4 The secured-person exemption does not apply in a case where the plaintiff driver did not own the unsecured automobile and did not qualify for basic no-fault benefits under NDCC 26.1-41-06. NDCC 26.1-41-08(2); Van Klootwyk v. Arman, 477 N.W.2d 590, 592-93 (N.D. 1991).
5 Basic no-fault benefits are limited to $150 per week for work loss. NDCC 26.1-41-01(2). Reisenauer presented evidence to the jury that he had missed between thirteen and twenty-three working days, and that he netted $1500 per day for chemical spraying and $490 per day for seeding.
6 Reisenauer also contends that the jury's finding that Susag was not negligent was "contrary" to the evidence. However, having failed to move for judgment as a matter of law under NDRCivP 50 or a new trial under NDRCivP 59, he may not raise the issue of sufficiency of the evidence for the first time on appeal. Mevorah v. Goodman, 57 N.W.2d 600, 607 (N.D. 1953).
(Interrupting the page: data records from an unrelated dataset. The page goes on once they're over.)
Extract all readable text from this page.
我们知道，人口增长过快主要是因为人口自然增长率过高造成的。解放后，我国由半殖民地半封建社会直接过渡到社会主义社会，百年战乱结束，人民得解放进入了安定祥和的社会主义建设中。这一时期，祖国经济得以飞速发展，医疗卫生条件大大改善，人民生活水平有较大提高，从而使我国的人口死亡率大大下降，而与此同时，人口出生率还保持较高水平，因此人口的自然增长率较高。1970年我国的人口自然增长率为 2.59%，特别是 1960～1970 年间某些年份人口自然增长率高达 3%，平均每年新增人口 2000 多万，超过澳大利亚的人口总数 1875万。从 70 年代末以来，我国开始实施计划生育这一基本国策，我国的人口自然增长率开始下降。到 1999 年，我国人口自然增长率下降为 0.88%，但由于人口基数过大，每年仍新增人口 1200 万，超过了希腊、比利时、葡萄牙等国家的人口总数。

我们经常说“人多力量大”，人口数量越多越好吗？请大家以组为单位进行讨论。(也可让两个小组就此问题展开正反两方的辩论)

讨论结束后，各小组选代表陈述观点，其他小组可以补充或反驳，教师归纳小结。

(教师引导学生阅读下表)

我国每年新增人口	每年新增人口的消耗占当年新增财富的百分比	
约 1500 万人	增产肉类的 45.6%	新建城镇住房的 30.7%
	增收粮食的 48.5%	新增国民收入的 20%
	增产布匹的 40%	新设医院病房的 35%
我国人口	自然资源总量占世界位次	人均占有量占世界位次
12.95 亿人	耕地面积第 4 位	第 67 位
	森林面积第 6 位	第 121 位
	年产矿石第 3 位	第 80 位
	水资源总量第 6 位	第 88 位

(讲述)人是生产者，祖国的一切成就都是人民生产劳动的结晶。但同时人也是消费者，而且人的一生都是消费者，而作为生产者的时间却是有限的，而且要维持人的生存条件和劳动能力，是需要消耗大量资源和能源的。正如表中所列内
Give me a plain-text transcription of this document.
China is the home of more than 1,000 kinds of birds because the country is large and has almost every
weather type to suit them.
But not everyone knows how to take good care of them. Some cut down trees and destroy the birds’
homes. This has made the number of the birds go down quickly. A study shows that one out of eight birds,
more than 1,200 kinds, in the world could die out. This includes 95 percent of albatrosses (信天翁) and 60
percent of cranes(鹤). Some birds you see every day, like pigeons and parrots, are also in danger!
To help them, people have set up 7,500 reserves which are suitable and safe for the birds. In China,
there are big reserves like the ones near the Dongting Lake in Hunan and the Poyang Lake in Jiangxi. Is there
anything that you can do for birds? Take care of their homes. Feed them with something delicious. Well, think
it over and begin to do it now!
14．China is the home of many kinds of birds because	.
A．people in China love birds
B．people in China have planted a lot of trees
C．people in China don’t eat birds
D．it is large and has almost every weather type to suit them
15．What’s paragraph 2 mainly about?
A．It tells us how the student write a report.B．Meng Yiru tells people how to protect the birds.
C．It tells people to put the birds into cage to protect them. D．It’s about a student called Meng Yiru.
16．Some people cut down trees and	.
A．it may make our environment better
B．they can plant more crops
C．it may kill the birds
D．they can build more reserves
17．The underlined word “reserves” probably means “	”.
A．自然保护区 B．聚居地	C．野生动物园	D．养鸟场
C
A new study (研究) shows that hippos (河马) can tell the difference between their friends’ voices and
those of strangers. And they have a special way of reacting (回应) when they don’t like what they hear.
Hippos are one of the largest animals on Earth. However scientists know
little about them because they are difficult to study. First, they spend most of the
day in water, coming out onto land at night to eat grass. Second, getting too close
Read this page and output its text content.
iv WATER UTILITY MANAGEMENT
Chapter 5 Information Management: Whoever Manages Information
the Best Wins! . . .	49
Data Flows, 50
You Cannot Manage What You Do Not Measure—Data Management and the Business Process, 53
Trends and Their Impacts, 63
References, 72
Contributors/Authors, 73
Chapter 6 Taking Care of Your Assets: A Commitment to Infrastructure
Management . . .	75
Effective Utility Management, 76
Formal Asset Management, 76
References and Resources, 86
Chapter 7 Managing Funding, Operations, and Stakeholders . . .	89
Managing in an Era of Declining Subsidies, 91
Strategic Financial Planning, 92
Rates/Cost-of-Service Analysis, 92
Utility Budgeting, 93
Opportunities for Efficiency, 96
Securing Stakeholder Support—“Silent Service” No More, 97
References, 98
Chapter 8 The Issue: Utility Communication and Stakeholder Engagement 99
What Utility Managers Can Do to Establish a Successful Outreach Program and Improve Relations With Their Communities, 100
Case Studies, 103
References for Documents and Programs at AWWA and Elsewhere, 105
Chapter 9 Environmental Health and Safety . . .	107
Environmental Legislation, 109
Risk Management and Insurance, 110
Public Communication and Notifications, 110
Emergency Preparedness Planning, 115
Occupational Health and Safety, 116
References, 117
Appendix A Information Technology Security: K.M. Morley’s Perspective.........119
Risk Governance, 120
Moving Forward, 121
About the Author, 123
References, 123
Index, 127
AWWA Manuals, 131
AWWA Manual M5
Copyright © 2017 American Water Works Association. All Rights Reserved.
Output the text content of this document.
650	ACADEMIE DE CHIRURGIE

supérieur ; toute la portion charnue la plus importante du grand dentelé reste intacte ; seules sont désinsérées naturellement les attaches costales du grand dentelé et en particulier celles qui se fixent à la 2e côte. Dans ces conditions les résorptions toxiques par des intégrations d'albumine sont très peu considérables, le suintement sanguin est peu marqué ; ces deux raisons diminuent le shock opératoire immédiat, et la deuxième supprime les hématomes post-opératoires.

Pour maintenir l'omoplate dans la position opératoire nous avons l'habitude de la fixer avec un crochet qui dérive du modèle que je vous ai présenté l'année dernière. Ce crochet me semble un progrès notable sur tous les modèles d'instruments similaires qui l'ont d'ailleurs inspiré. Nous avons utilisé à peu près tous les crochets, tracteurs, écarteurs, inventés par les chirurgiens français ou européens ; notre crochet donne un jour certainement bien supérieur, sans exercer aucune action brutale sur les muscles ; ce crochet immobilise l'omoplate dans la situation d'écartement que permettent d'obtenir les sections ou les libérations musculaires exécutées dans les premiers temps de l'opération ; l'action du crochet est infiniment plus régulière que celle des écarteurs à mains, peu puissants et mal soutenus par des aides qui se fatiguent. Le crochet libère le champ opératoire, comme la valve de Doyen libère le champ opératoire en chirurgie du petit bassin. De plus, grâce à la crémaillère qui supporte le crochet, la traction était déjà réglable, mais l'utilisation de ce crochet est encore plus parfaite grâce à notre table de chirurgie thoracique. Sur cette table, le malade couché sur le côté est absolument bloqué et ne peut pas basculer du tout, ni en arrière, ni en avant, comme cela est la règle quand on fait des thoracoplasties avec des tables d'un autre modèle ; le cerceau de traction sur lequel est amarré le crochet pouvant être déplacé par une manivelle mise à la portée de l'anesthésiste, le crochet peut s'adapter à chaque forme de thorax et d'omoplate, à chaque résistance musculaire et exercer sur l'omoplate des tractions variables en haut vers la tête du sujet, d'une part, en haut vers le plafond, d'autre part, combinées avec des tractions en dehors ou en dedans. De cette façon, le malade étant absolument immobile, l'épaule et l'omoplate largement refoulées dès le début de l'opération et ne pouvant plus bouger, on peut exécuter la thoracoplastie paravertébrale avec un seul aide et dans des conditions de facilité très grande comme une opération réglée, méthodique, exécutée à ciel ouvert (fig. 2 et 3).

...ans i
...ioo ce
Meschke, Justice, concurring.
I concur in the result. I am less certain than the majority that Schaefer could procedurally raise a defense after the jury verdict. The new question of the extent of Reisenauer's "secured person" receipt of basic no-fault benefits paid or to become payable was not raised in the pleadings. Since no question of jurisdiction or failure to state a claim is presented, this ruling does little or nothing to further the underlying policy of no-fault statutes that are designed to remove most motor vehicle-accident claims from the court-administered tort system.
Schaefer did not plead a no-fault threshold question, nor did he object to Reisenauer's proof of economic damages, nor did he ask the court to consider a no-fault limitation until after the jury verdict. "Every defense, in law or fact, to a claim for relief in any pleading, whether a claim, counterclaim, cross-claim, or third-party claim, must be asserted in the responsive pleading thereto if one is required," except for certain important claims that can be presented by motion "made before pleading if a further pleading is permitted." NDRCivP 12(b). Every defense is waived "if it is neither made by motion under this rule nor included in a
responsive pleading or an amendment thereof permitted by Rule 15(a) to be made as a matter of course." NDRCivP 12(h). Failure to object to evidence during trial ordinarily waives any right to object to that evidence later. NDREv 103(a) ("Error may not be predicated upon a ruling which admits . . . evidence unless a substantial right of the party is affected and (1) Objection. In case the ruling is one admitting evidence, a timely objection or motion to strike appears of record, stating the specific ground of objection, if the specific ground was not apparent from the context; . . . ."). In this case, the trial court should have denied Schaefer's very belated post-trial motion raising a new defense.
Still, the remand for correct determination of the factual question does substantial justice. For that reason, I concur in the result.